Le rap identitaire transgressif et progressiste d’A.L.P – Midi Madagasikara


A.L.P apporte ce vent qui donnerait au rap malgache une direction plus en miroir au contexte social, du vrai rap enraciné, décapé et grave comme la situation du pays. De quoi faire rêver d’un renouveau du genre.    

Dans le rap tananarivien actuel, Loïc Alphano Razafintsalama, en deuxième année d’histoire à l’Université d’Antananarivo, pourrait incarner la cassure. Du haut de ses 20 ans, il remet dans la mire du regard conscient ce genre musical devenu le privilège des post-ados aux hormones instables. Dans sa musique s’installe en permanence cette fragilité et cette nonchalance de celui qui a trop vu. « Dans mon quartier, à Ambohimanarina, les embrouilles de quartier, la violence et la drogue, les règlements de compte sont fréquents et me sont familiers. Je ne sais pas ce qu’a vécu l’ancienne génération dans leur quartier. Mais ici, ce sont nos aînés qui nous ont inculqué cette manière de vivre », met-il en avant.

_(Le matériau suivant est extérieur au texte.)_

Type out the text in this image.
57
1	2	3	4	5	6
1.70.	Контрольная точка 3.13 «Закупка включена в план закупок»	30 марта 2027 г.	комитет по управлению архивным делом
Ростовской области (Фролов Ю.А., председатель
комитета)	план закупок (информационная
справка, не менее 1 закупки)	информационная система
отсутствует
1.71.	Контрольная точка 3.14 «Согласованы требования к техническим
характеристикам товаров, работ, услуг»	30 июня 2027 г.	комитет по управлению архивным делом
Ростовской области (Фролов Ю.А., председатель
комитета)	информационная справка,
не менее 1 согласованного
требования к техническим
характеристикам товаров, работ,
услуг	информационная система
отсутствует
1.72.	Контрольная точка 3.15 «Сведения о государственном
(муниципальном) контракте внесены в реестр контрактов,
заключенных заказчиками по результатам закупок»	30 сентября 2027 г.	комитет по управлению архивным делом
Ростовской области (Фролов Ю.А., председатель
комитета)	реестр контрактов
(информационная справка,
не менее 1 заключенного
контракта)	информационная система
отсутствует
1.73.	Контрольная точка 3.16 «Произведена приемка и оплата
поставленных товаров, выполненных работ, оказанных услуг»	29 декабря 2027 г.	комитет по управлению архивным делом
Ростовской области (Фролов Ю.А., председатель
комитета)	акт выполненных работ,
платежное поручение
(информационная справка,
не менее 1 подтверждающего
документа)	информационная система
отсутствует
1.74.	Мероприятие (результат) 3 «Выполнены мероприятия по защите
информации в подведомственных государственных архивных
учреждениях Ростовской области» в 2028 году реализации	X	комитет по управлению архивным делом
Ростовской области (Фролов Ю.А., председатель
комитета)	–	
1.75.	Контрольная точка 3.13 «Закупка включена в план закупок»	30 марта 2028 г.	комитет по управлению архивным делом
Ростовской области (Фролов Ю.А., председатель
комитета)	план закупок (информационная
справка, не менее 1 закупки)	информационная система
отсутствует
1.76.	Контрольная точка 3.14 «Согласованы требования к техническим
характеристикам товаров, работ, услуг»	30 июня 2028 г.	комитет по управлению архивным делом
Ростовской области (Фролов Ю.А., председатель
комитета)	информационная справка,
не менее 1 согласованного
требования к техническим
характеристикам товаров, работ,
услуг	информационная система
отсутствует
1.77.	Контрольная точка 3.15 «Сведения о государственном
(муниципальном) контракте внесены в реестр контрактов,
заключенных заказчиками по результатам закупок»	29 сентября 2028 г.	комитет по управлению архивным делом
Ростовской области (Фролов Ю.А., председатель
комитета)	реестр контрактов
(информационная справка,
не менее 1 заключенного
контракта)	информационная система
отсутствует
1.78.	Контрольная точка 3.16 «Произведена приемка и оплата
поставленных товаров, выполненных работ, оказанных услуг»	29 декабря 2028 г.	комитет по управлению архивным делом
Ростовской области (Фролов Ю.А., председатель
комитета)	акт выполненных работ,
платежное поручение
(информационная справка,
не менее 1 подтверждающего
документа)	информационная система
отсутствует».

Du temps des rois, les « gars » d’Ambohimanarina avaient déjà la réputation d’être des durs. Puisque les grands noms du « diamanga », art martial traditionnel et ancêtre de la capoeira selon certains, venaient du quartier, déjà à cette époque. Ainsi, A.L.P chante « coups de couteau, coups de poings et sang … si tu veux me buter, soit sans pitié » dans son titre « Efitra ». Ou encore, ce dérangeant texte du morceau « Rue Raseta (Chap II) ». « A 17 ans, je sortais déjà tard la nuit et nous glandions dans le fokontany/Un lundi à 21h, deux gars ivres nous cherchaient des embrouilles/Pas d’hésitation, allons régler leur compte ! /Il faut détrousser tout ce qu’ils ont/J’ai retiré les chaussures de l’un d’eux avant de m’enfuir avec… mon adolescence a été remplie de violence/Alors mes pensées sont souvent sombres et nuageuses ». 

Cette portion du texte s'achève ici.